Carneade, chi è costui? -‘cccazzo ne so, se non lo sai tu, che hai scritto la storia.....
il sole è alto, pieno, rotondo. Per qualcuno è domenica mattina. Per qualcun altro è ancora sabato. La cosa più importante e rilevante di oggi, sabato, chè io sono ancora legato in senso spazio-temporale, ma più che altro in senso temporale, al sabato, è che oggi si sono sposati andrea e joana, in quel di lisbona, in un monastero che se non mi sbaglio già ospitò l’analogo evento dei genitori di lei. Sono con voi, amici.
Madame fauve mi si struscia sulle gambe, vieni qua, miciona mia bella.... Alla fine cri me l’ha data. Che poi ce l’aveva con me solo perchè l’altro giorno sono uscito a cena con lei, dopo settimane che non ci si vedeva, un po’ perchè ero senza macchina e un po’ perchè ero impegnato a studiare, e a mezzanotte ero tanto stanco da pensar bene di tornarmene a padova, e non stare a dormire da lei, e dico dormire, ma abbiamo capito tutti, e lei dice io ti sto aspettando da tre settimane, e tu te ne vai, ma poi come fai, io credo che tu c’hai un’altra donna, ma io dico cri guardami bene ma chi vuoi che venga con me, ma dai, e forse ci crede però c’è rimasta male.
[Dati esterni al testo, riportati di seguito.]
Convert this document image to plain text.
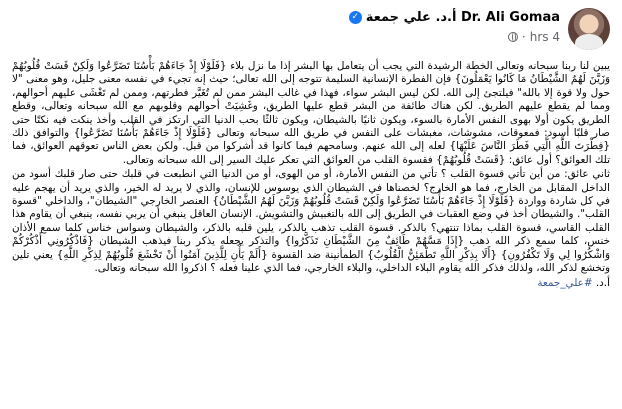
Dr. Ali Gomaa أ.د. علي جمعة
✓
4 hrs
·

يبين لنا ربنا سبحانه وتعالى الخطة الرشيدة التي يجب أن يتعامل بها البشر إذا ما نزل بلاء {فَلَوْلَا إِذْ جَاءَهُمْ بَأْسُنَا تَضَرَّعُوا وَلَكِنْ قَسَتْ قُلُوبُهُمْ وَزَيَّنَ لَهُمُ الشَّيْطَانُ مَا كَانُوا يَعْمَلُونَ} فإن الفطرة الإنسانية السليمة تتوجه إلى الله تعالى؛ حيث إنه تجيء في نفسه معنى جليل، وهو معنى "لا حول ولا قوة إلا بالله" فيلتجئ إلى الله. لكن ليس البشر سواء، فهذا في غالب البشر ممن لم تُغَيَّر فطرتهم، وممن لم تَغْشَى عليهم أحوالهم، ومما لم يقطع عليهم الطريق. لكن هناك طائفة من البشر قطع عليها الطريق، وغَشِيَتْ أحوالهم وقلوبهم مع الله سبحانه وتعالى، وقطع الطريق يكون أولا بهوى النفس الأمارة بالسوء، ويكون ثانيًا بالشيطان، ويكون ثالثًا بحب الدنيا التي ارتكز في القلب وأخذ ينكت فيه نكتًا حتى صار قلبًا أسود: فمعوقات، مشوشات، مغبشات على النفس في طريق الله سبحانه وتعالى {فَلَوْلَا إِذْ جَاءَهُمْ بَأْسُنَا تَضَرَّعُوا} والتوافق ذلك {فِطْرَتَ اللَّهِ الَّتِي فَطَرَ النَّاسَ عَلَيْهَا} لعله إلى الله عنهم. وسامحهم فيما كانوا قد أشركوا من قبل. ولكن بعض الناس تعوقهم العوائق، فما تلك العوائق؟ أول عائق: {قَسَتْ قُلُوبُهُمْ} فقسوة القلب من العوائق التي تعكر عليك السير إلى الله سبحانه وتعالى.

ثاني عائق: من أين تأتي قسوة القلب ؟ تأتي من النفس الأمارة، أو من الهوى، أو من الدنيا التي انطبعت في قلبك حتى صار قلبك أسود من الداخل المقابل من الخارج، فما هو الخارج؟ لخصناها في الشيطان الذي يوسوس للإنسان، والذي لا يريد له الخير، والذي يريد أن يهجم عليه في كل شاردة وواردة {فَلَوْلَا إِذْ جَاءَهُمْ بَأْسُنَا تَضَرَّعُوا وَلَكِنْ قَسَتْ قُلُوبُهُمْ وَزَيَّنَ لَهُمُ الشَّيْطَانُ} العنصر الخارجي "الشيطان"، والداخلي "قسوة القلب". والشيطان أخذ في وضع العقبات في الطريق إلى الله بالتغبيش والتشويش. الإنسان العاقل ينبغي أن يربي نفسه، ينبغي أن يقاوم هذا القلب القاسي، قسوة القلب بماذا تنتهي؟ بالذكر. قسوة القلب تذهب بالذكر، يلين قلبه بالذكر، والشيطان وسواس خناس كلما سمع الأذان خنس، كلما سمع ذكر الله ذهب {إِذَا مَسَّهُمْ طَائِفٌ مِنَ الشَّيْطَانِ تَذَكَّرُوا} والتذكر يجعله يذكر ربنا فيذهب الشيطان {فَاذْكُرُونِي أَذْكُرْكُمْ وَاشْكُرُوا لِي وَلَا تَكْفُرُونِ} {أَلَا بِذِكْرِ اللَّهِ تَطْمَئِنُّ الْقُلُوبُ} الطمأنينة ضد القسوة {أَلَمْ يَأْنِ لِلَّذِينَ آمَنُوا أَنْ تَخْشَعَ قُلُوبُهُمْ لِذِكْرِ اللَّهِ} يعني تلين وتخشع لذكر الله، ولذلك فذكر الله يقاوم البلاء الداخلي، والبلاء الخارجي، فما الذي علينا فعله ؟ اذكروا الله سبحانه وتعالى.

أ.د. #علي_جمعة
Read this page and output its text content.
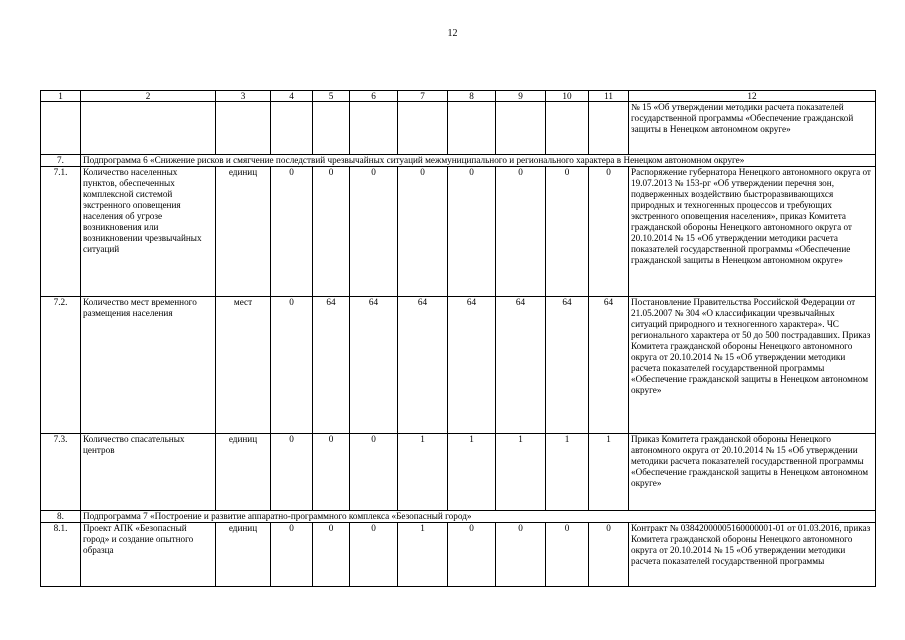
12
1	2	3	4	5	6	7	8	9	10	11	12
											№ 15 «Об утверждении методики расчета показателей государственной программы «Обеспечение гражданской защиты в Ненецком автономном округе»
7.	Подпрограмма 6 «Снижение рисков и смягчение последствий чрезвычайных ситуаций межмуниципального и регионального характера в Ненецком автономном округе»										
7.1.	Количество населенных пунктов, обеспеченных комплексной системой экстренного оповещения населения об угрозе возникновения или возникновении чрезвычайных ситуаций	единиц	0	0	0	0	0	0	0	0	Распоряжение губернатора Ненецкого автономного округа от 19.07.2013 № 153-рг «Об утверждении перечня зон, подверженных воздействию быстроразвивающихся природных и техногенных процессов и требующих экстренного оповещения населения», приказ Комитета гражданской обороны Ненецкого автономного округа от 20.10.2014 № 15 «Об утверждении методики расчета показателей государственной программы «Обеспечение гражданской защиты в Ненецком автономном округе»
7.2.	Количество мест временного размещения населения	мест	0	64	64	64	64	64	64	64	Постановление Правительства Российской Федерации от 21.05.2007 № 304 «О классификации чрезвычайных ситуаций природного и техногенного характера». ЧС регионального характера от 50 до 500 пострадавших. Приказ Комитета гражданской обороны Ненецкого автономного округа от 20.10.2014 № 15 «Об утверждении методики расчета показателей государственной программы «Обеспечение гражданской защиты в Ненецком автономном округе»
7.3.	Количество спасательных центров	единиц	0	0	0	1	1	1	1	1	Приказ Комитета гражданской обороны Ненецкого автономного округа от 20.10.2014 № 15 «Об утверждении методики расчета показателей государственной программы «Обеспечение гражданской защиты в Ненецком автономном округе»
8.	Подпрограмма 7 «Построение и развитие аппаратно-программного комплекса «Безопасный город»										
8.1.	Проект АПК «Безопасный город» и создание опытного образца	единиц	0	0	0	1	0	0	0	0	Контракт № 03842000005160000001-01 от 01.03.2016, приказ Комитета гражданской обороны Ненецкого автономного округа от 20.10.2014 № 15 «Об утверждении методики расчета показателей государственной программы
E poi sono andato a vr e me la sono portata via, la mia miciona. Da quando sta da cri, non si mai più fatta avvicinare neanche per una carezzina, beh arrivo pareva che se lo sentisse che veniva a stare da me per qualche giorno perchè poi è una gattina incredibilmente stupefacente e si viene a strusciare e io penso che è perchè comunque è femmina e quindi si porta dentro un qualcosa di zoccola va bene così, tanto.... che poi è tutta contenta di stare qui da me, sapete, una volta viveva qui, poi è andata a vivere con cri, ma ogni tanto torna da me, e adesso che è estate sta bene, lei, da me, e continua a dire miao che bene si sta qui, e poi miao che frescolino c’è qui, e miao wow miao fatto bene a portarmi via miao lei non c’ha l’aria condizionata e mi tocca star sveglia le notti miao ti voglio bene miao miao non farmi più andar via micia lo sai ti terrei ma cri ormai ti vuole bene non sopporterebbe di privarsi di te.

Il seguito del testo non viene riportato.